Racconta di viaggi in camioneta per le strade sterrate del Chiapas, di lunghe camminate in sentieri pieni di fango, spesso al buio, con la paura di essere attaccati dall’esercito o dai gruppi paramilitari. Di quando gli hanno sparato contro e della tensione continua di vivere in un paese in cui gli stranieri non possono svolgere una militanza politica: della preoccupazione di essere fermato dalla polizia ed espulso dal Messico, o ancor peggio ucciso, o fatto sparire. Cippi Martinelli racconta dei suoi incontri con altri stranieri, anche italiani, che militavano nella parte militare o civile dell’organizzazione, come educatori nelle scuole autonome o volontari nelle cliniche. Parla della sua relazione con zapatisti e zapatiste, dell’amicizia, delle risate e degli scherzi, dei momenti di incomprensione.

Scrive della pioggia insistente – che protegge dagli attacchi militari per via del fango che rende le strade impraticabili –, del sole inclemente e dell’afa della Selva Lacandona, del freddo e della nebbia della regione Altos de Chiapas, del caffè bollente ma a volte un po’ scialbo e dei tamales preparati con il mais fresco.

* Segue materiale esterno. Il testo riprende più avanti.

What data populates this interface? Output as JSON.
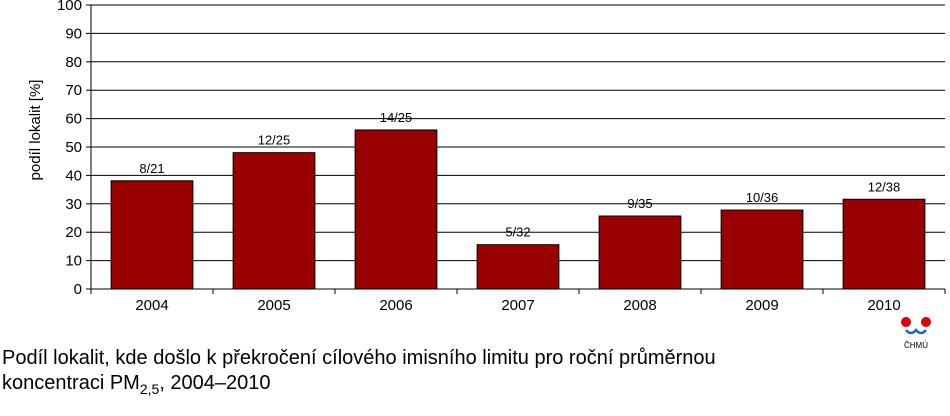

Verrebbe da dire che quello di Cippi è un libro scritto da una persona interna all’organizzazione, ma lui racconta che non è così. “Quello che mi è sempre pesato, e continua a pesarmi era ed è essere considerato eternamente uno straniero dai compagni zapatisti”, scrive Cippi Martinelli. “Nonostante tutto il tempo passato qui, nonostante tutte le situazioni vissute insieme, i rischi della guerra, i momenti buoni e quelli difficili, io ero sempre, in fin dei conti, uno straniero, e come tale mai completamente affidabile, salvo rare occasioni e sempre comunque da pochissime persone”.

Recensione pubblicata da Arivista nel marzo 2019.